PushBatch appends multiple values in a single lock acquisition.

func (*Ring) Reset added in v0.5.0

func (r *Ring) Reset()

Reset empties the buffer.

func (*Ring) Since added in v0.5.0

func (r *Ring) Since(since int64) (values []float64, pos int64)

Since returns every value written at or after the absolute position `since`, in chronological order, along with the new high-water mark to pass on the next call.

If `since` is older than the oldest value still in the buffer, the result starts from the oldest available value (i.e. `since` is silently advanced to `pos - len`). If no new values are available, returns (nil, currentPos).

This is the right tool for streaming consumers (sparklines, log tails, etc.) that need to receive every value exactly once even as the ring overflows.

func (*Ring) Stats added in v0.5.0

func (r *Ring) Stats() Stats

Stats computes summary statistics over the current buffer contents. Returns a zero Stats if the buffer is empty.

func (*Ring) StatsLast added in v0.5.0

func (r *Ring) StatsLast(n int) Stats

StatsLast computes summary statistics over the most recent n values.

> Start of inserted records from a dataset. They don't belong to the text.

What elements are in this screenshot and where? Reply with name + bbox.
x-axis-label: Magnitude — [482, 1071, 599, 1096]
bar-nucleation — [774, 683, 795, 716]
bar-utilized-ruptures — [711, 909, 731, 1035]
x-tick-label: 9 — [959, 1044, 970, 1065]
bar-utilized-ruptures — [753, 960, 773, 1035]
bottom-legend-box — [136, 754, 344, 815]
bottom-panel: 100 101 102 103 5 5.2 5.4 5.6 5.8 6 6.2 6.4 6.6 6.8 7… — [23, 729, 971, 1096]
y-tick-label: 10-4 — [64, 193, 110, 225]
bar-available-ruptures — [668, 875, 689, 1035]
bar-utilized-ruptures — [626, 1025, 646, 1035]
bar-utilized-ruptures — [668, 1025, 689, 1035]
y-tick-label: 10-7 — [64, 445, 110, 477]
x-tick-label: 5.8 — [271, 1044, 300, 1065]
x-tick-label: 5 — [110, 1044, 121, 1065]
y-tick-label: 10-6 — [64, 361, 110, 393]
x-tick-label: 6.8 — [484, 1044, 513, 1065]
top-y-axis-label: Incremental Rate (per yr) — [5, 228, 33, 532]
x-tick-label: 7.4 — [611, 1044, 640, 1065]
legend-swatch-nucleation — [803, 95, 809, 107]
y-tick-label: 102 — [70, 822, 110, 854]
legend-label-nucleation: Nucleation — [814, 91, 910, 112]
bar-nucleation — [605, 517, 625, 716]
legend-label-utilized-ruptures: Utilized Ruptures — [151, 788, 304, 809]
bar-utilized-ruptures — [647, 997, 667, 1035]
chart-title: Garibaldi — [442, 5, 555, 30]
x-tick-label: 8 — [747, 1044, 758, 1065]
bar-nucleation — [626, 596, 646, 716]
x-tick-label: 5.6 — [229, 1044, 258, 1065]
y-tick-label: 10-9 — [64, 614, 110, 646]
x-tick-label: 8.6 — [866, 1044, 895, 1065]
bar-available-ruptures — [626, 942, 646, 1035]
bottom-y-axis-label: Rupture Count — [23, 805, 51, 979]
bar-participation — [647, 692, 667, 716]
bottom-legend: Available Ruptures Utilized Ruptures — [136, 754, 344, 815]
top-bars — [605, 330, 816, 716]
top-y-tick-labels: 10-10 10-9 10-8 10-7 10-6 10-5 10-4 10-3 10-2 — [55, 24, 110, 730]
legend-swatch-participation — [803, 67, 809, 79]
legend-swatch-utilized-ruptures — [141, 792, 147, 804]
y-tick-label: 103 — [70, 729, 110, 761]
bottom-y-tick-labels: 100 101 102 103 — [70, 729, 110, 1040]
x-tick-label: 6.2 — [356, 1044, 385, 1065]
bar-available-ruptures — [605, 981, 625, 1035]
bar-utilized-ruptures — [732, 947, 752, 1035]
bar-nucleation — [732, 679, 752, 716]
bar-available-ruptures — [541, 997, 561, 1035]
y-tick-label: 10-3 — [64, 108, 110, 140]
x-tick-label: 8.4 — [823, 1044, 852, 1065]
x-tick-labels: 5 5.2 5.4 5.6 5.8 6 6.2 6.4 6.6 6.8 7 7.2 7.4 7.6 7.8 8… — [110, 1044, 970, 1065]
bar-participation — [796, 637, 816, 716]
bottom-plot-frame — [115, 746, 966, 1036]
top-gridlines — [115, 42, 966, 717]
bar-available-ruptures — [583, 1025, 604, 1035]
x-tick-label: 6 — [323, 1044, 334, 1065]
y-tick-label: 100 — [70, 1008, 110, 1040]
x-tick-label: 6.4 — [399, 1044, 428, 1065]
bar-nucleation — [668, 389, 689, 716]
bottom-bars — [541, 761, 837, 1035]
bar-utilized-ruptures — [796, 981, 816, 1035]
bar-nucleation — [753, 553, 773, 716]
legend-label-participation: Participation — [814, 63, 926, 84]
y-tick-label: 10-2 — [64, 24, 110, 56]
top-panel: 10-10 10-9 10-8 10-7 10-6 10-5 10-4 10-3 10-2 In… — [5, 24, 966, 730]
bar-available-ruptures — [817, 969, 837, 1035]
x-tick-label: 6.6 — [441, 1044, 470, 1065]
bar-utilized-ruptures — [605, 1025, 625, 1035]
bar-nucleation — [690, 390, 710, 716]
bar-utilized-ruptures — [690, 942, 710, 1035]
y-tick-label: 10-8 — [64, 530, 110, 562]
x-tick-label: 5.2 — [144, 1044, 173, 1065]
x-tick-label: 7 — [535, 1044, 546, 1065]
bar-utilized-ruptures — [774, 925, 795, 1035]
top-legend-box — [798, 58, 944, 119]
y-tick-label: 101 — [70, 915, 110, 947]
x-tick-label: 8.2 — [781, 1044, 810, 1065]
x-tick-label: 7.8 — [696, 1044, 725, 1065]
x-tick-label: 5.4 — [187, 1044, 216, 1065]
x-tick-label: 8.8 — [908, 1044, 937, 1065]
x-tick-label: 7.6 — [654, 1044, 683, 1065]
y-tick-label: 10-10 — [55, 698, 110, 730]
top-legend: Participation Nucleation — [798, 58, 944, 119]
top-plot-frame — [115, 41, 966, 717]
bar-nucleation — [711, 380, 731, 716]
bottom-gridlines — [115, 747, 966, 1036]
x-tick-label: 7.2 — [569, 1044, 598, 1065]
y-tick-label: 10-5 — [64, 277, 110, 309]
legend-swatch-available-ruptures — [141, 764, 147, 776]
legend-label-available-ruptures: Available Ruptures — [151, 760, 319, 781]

func (*Ring) Values added in v0.5.0

func (r *Ring) Values() []float64

Values returns every element in chronological order (oldest first). The caller owns the returned slice.

type Row

type Row struct {
	Values []float64
	Label  string // optional X-axis label (first column or timestamp)
}

Row is a single parsed record.

type Stats added in v0.5.0

type Stats struct {
	Min, Max, Mean, StdDev float64
	P50, P95, P99          float64
	Count                  int
	Outliers               int // values beyond mean ± 2σ
}

Stats holds summary statistics for the buffer contents.